Luego del fallecimiento del hermano menor Andy (quien nunca integró el grupo pero siguió una exitosa carrera como solista a su sombra) en 1988, a causa de un problema cardíaco que puede tener que ver con un exceso de cocaína, y el de Maurice en 2003, en lo que posiblemente haya sido un caso de mala praxis médica, los Bee Gees dejaron de existir en la práctica, recordándose su nombre más que nada por la visceral oposición de los hermanos a la difusión ilegal vía internet de su música, algo que no sorprende mucho si se tiene en cuenta lo que deben de ser los derechos de autor de semejante sucesión de éxitos.
Hubo un tiempo
Robin Gibb siempre tuvo un cierto resentimiento hacia el hecho de que -a pesar de haber vendido más discos que ABBA, los Rolling Stones o Elton John- los Bee Gees nunca tuvieron un reconocimiento o una reivindicación similar, ni siquiera luego de la trágica muerte de Maurice. Hay muchas explicaciones para esto y posiblemente estén arraigadas en el matrimonio estético del grupo con la música disco, la saturación producida por ella y la reacción adversa subsecuente, pero ninguna de estas explicaciones es musical, un área en la que -con sus excesos kitsch- los hermanos Gibb sobresalían.
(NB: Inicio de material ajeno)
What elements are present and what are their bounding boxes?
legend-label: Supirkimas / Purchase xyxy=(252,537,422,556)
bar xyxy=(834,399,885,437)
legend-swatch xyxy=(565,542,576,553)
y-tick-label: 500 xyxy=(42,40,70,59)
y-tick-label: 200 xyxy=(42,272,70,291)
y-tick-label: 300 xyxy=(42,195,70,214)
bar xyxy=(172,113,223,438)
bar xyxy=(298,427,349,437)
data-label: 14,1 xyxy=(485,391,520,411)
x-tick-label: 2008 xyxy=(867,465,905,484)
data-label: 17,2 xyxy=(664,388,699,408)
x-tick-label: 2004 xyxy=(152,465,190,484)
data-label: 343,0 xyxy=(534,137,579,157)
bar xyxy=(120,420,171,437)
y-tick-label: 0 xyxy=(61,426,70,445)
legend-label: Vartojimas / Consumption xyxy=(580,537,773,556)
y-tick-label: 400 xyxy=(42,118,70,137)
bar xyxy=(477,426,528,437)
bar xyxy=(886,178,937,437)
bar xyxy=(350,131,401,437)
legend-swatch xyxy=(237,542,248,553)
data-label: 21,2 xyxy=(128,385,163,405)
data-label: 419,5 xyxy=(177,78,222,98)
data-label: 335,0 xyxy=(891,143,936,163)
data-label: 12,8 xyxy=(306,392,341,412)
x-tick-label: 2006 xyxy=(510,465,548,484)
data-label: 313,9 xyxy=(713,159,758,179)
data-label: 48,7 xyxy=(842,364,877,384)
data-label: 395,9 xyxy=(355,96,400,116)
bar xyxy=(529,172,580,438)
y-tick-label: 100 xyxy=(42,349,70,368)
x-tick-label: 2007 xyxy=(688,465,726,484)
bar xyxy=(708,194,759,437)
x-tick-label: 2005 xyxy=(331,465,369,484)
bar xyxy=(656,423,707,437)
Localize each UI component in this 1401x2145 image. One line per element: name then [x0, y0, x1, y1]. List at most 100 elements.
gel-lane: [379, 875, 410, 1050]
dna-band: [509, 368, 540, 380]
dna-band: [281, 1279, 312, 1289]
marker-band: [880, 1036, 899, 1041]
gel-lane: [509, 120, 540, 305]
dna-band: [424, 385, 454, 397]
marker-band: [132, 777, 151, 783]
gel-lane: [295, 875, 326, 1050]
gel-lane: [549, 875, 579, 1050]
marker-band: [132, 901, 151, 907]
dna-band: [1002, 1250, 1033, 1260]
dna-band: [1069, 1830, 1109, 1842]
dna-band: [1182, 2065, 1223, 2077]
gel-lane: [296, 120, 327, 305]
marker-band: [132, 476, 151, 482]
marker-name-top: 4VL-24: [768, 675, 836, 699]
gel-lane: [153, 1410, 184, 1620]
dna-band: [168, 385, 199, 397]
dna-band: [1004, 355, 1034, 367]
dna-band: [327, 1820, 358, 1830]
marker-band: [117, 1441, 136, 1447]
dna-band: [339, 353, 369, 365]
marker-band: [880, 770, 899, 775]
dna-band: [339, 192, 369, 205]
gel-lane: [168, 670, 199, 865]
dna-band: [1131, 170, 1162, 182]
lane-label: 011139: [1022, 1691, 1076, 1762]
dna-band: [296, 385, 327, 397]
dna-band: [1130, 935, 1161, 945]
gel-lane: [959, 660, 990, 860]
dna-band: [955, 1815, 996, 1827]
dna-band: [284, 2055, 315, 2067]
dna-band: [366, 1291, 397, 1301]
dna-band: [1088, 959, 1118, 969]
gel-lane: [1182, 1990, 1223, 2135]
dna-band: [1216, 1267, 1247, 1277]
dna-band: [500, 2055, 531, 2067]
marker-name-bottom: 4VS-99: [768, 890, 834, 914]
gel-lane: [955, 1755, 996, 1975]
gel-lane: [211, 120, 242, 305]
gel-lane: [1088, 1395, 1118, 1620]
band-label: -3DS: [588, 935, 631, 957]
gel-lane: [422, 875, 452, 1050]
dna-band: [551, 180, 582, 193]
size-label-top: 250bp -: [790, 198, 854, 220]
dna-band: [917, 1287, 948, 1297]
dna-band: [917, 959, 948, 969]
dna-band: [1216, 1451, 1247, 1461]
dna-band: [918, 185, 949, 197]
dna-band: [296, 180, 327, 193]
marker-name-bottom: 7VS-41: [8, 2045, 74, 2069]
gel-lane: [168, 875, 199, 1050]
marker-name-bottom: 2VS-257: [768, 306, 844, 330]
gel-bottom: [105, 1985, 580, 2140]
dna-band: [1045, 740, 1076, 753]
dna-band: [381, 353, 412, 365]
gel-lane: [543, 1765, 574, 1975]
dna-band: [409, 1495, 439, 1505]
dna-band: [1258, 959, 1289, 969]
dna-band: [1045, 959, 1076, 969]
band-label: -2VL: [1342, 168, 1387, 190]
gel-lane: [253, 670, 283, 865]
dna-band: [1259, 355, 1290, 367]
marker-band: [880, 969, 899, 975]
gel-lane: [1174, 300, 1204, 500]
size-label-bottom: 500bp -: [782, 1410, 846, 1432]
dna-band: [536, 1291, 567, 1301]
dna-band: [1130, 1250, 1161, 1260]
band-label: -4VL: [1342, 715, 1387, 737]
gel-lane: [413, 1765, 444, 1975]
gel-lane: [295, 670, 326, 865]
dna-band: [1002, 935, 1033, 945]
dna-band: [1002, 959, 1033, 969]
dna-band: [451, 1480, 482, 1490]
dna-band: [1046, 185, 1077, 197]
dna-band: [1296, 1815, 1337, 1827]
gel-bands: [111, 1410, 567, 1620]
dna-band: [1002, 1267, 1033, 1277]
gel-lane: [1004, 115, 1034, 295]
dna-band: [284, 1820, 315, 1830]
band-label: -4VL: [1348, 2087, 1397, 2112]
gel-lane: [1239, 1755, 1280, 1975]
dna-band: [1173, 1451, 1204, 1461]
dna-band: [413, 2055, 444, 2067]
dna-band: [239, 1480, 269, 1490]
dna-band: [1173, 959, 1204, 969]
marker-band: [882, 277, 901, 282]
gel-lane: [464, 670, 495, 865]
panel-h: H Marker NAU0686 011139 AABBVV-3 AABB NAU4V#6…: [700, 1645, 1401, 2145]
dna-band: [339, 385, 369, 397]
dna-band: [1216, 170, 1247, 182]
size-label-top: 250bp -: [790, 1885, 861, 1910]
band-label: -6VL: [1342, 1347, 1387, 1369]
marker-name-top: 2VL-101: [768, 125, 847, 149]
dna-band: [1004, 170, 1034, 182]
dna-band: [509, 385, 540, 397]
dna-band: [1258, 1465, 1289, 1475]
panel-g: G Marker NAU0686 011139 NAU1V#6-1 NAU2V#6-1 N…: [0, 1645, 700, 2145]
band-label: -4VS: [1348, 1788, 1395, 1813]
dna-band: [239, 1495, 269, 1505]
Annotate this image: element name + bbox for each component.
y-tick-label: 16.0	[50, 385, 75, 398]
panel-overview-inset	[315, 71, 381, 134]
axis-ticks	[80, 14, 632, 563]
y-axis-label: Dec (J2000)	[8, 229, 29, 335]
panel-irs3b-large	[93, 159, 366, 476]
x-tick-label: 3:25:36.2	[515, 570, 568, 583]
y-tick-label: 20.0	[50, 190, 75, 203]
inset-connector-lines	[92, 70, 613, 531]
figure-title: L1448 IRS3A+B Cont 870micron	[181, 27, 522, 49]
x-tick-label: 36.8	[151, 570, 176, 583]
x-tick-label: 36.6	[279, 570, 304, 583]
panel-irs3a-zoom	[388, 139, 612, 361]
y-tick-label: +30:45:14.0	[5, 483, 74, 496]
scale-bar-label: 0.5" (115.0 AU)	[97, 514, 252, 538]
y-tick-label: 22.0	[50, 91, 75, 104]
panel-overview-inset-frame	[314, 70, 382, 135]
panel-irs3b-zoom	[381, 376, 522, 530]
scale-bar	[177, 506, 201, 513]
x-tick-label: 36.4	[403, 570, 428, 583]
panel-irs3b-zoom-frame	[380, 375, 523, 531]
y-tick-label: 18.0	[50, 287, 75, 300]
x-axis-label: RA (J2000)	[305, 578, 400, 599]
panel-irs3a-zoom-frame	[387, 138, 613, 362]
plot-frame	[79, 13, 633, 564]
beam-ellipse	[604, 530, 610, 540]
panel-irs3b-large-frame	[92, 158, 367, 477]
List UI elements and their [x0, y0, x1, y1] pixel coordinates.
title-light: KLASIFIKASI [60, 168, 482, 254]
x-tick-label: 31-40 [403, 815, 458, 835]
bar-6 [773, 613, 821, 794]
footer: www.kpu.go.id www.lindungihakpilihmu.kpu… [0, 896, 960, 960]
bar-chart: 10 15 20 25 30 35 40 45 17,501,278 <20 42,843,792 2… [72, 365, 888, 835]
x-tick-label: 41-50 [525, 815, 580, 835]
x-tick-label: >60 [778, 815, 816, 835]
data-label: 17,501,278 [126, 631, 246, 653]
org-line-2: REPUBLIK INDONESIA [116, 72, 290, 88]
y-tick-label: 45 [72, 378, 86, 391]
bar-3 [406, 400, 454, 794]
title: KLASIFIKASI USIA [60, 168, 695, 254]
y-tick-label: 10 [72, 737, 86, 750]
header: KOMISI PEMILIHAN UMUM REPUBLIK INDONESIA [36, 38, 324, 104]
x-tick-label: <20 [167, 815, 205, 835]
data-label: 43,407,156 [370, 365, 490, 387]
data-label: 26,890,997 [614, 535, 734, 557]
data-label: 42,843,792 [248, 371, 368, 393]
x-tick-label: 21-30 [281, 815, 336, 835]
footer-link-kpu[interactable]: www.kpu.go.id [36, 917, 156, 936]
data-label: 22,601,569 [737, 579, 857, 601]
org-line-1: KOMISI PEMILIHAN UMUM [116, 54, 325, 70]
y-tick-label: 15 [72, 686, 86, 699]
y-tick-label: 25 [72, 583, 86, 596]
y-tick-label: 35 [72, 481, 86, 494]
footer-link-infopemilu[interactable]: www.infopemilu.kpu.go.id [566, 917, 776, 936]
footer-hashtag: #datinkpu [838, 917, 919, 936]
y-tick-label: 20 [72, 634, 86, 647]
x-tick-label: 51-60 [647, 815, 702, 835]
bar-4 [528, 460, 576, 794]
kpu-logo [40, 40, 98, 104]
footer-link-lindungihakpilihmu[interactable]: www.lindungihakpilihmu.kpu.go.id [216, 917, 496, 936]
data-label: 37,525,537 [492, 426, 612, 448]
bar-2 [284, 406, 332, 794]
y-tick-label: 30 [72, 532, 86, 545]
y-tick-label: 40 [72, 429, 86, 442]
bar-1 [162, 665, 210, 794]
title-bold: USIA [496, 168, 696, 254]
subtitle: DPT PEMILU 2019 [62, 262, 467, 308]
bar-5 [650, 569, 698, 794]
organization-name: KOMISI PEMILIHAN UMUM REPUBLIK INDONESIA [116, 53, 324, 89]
Algo de este resentimiento y ninguneo tiene bases estilísticas en la exageración de algunos recursos interpretativos; uno puede ahorrarse muchas explicaciones sobre recursos de canto, simplemente poniendo a Robin Gibb como ejemplo de vibrato y a Barry de falsete, y su vestuario e imagen a mediados de los 70 siguen siendo más bien imperdonables. Pero hoy en día es mucho más fácil percibir que lo principal de la reacción negativa hacia la música disco -al menos en el hemisferio norte- no provenía tanto de los rockeros ofendidos por haber sido desplazados (decenas de ellos, desde los Rolling Stones hasta The Clash, pasando por Pink Floyd, Blondie o los Talking Heads juguetearon con esos ritmos y bases), ni de la alta cultura ofendida por su superficialidad, sino más bien de las fuerzas conservadoras emergentes que se plasmarían en los gobiernos de Ronald Reagan y Margaret Thatcher, a las cuales les resultaba ofensivo el hedonismo, la multirracialidad y la libertad sexual que la música disco representaba en forma no programática. Los Bee Gees tal vez no eran una agrupación que demostrara mayores intereses ideológicos, pero sí eran un grupo de músicos blancos que se habían aproximado a la música negra hasta volverse los principales expositores de uno de sus géneros, algo que para ciertas formas de racismo esteticista es el cenit del mal gusto.
En Uruguay, además, su música está también asociada con su uso hegemónico durante la dictadura, cuando los disc-jockeys locales no sólo excluían a los artistas nacionales prohibidos por los militares, sino también a todo lo que no entendieran o les pareciera demasiado desafiante, es decir, casi todo excepto los Bee Gees, Patrick Hernández, Village People, etcétera. Involuntariamente, la alegre música de los hermanos Gibb fue la banda de sonido de los años más sombríos y oscuros de la historia reciente. Pero también para un par de generaciones fueron la banda de sonido de la infancia, de los primeros amores y los primeros bailes; de una serie de espacios de luz que no merecen ser asociados con lo otro, y en los que, al repasarlos hoy bajo la nostalgia necrológica que siempre produce la muerte de un músico, descubrimos canciones sentidas, excelentemente compuestas e interpretadas, ocasionalmente terrajas y casi siempre emotivas, por lo general muy superiores a sus equivalentes actuales. Es decir, lo que uno espera -o esperaba- de un artista pop.